United States Ambassador to Nepal
- In office 1973–1976
- President: Gerald Ford
- Preceded by: Carol Laise
- Succeeded by: Marquita Maytag

8th Director of Policy Planning
- In office 1969–1973
- President: Richard Nixon
- Preceded by: Henry David Owen
- Succeeded by: James S. Sutterlin

Personal details
- Born: William Ira Cargo February 27, 1917 Detroit, Michigan, U.S.
- Died: December 13, 2005 (aged 88) Baltimore, Maryland, U.S.
- Education: Albion College (BA) University of Michigan (PhD)

Military service
- Branch/service: United States Navy
- Battles/wars: World War II

= William I. Cargo =

American diplomat

William Ira Cargo (February 27, 1917 – December 13, 2005) was an American diplomat and foreign policy advisor who served as the United States Ambassador to Nepal from 1973 to 1976. Cargo had previously served as the Director of Policy Planning from 1969 to 1973.

== Early life and education ==
Cargo was born in Detroit and raised around Michigan, the son of a Methodist minister. Cargo graduated from Fenton High School in 1933. He earned a Bachelor of Arts degree from Albion College and a PhD in political science from University of Michigan. Cargo completed his dissertation on Palestine. As a graduate student, Cargo also contributed to articles published in the American Political Science Review.

== Career ==
After earning his doctorate, Cargo worked as a professor at the University of Michigan and Colorado College. After the Attack on Pearl Harbor, Cargo applied for a position in the United States Navy, but instead joined the Division of Research and Publication in the United States Department of State. After being drafted in 1944, he served in the United States Navy Reserve and was trained in Florida and assigned to the Navy Communications Annex.
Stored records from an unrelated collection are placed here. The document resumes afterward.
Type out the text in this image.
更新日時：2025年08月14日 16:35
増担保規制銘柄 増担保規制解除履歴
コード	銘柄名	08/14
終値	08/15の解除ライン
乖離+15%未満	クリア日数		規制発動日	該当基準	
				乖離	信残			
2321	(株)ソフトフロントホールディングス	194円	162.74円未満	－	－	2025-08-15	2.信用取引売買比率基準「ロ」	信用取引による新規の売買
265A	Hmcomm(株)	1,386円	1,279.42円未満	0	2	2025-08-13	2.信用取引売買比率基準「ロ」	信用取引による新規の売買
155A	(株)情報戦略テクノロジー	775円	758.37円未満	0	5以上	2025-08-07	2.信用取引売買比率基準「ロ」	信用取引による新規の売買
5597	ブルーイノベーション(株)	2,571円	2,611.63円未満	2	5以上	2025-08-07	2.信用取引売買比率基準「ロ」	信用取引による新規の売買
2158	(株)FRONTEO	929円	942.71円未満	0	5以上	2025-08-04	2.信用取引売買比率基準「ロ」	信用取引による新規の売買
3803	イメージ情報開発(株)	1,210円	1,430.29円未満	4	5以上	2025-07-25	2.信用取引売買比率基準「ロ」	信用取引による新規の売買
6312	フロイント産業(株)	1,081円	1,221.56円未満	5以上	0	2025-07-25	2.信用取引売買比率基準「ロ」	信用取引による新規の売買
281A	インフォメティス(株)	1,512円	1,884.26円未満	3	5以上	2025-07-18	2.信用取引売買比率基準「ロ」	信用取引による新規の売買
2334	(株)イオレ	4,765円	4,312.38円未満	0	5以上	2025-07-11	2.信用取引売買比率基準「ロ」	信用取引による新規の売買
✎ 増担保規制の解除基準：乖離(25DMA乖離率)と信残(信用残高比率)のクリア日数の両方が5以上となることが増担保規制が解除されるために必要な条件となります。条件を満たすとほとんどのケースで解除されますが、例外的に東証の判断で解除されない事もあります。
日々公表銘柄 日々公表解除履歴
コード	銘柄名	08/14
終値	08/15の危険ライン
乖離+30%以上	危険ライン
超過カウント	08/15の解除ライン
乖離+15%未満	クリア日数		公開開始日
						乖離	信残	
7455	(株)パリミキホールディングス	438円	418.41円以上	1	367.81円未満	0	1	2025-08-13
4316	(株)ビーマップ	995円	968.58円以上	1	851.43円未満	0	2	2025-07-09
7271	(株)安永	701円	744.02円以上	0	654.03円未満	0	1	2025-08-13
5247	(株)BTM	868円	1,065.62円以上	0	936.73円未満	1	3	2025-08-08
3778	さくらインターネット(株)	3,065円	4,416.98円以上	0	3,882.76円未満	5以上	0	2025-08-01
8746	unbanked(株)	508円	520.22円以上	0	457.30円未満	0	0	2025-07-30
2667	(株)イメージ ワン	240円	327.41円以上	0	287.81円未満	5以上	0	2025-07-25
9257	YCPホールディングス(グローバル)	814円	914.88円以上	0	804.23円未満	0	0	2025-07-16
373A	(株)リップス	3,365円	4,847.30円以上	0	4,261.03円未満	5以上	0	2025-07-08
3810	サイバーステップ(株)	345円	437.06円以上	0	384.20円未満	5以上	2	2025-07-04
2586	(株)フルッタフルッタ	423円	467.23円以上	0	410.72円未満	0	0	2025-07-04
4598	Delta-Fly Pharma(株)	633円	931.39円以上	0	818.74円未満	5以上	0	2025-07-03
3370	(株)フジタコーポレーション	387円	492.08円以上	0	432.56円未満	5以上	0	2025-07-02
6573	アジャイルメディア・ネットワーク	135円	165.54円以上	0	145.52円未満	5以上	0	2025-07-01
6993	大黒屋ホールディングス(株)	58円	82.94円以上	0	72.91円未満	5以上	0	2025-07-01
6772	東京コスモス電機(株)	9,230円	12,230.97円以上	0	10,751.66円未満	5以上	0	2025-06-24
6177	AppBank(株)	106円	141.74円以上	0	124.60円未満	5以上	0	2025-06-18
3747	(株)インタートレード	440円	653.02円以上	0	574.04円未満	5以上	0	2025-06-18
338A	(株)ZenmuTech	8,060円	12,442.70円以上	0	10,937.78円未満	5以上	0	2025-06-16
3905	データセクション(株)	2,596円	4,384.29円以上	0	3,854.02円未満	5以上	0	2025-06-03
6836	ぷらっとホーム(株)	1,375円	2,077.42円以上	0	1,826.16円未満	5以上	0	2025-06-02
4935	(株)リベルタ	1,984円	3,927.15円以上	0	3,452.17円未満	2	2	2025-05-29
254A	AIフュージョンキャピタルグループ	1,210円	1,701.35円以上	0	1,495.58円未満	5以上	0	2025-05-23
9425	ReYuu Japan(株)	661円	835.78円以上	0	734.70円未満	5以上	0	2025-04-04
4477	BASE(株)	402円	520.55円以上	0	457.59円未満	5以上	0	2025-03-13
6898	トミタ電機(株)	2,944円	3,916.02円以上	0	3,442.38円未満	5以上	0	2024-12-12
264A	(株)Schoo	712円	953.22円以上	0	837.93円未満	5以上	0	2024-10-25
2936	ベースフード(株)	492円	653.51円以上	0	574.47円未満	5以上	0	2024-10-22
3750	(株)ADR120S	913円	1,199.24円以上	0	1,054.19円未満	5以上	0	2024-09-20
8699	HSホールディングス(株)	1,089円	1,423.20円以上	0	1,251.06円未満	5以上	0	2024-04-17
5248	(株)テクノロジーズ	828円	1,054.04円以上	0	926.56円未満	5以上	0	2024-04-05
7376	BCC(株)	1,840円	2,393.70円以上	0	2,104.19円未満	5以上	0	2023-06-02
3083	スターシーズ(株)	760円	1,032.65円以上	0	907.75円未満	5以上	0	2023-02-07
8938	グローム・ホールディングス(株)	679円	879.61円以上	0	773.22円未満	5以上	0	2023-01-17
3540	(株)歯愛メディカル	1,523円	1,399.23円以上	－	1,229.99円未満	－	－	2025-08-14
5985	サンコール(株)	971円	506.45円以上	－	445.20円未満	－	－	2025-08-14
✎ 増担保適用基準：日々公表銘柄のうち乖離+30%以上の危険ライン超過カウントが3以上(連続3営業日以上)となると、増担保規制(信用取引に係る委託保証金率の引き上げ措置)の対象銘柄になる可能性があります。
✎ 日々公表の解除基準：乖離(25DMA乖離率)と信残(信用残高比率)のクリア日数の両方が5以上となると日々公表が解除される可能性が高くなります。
After his discharge, he returned to the Department of State. Cargo worked in the Office of Dependent Area Affairs and was selected to attend the National War College in 1953 and 1954. He became a member of the United States Foreign Service in 1954 and was assigned to the U.S. embassy in France. He then returned to Washington, D.C., working in the Bureau of International Organization Affairs. Cargo also worked with the United Nations and participated in the Strategic Arms Limitation Talks. He later served as Deputy U.S. Representative to the International Atomic Energy Agency and was assigned to the U.S. embassy in Pakistan. He served as the Deputy U.S. Representative to NATO before again returning to Washington. From 1969 to 1973, he served as the Director of Policy Planning under Richard Nixon. From 1973 to 1976, he served as United States Ambassador to Nepal. Cargo continued to serve as an advisor to the Department of State before his official retirement.

== Personal life ==
Cargo and his wife, Margaret, had two children and lived in Columbia, Maryland. Cargo died on December 13, 2005, in Baltimore at the age of 88.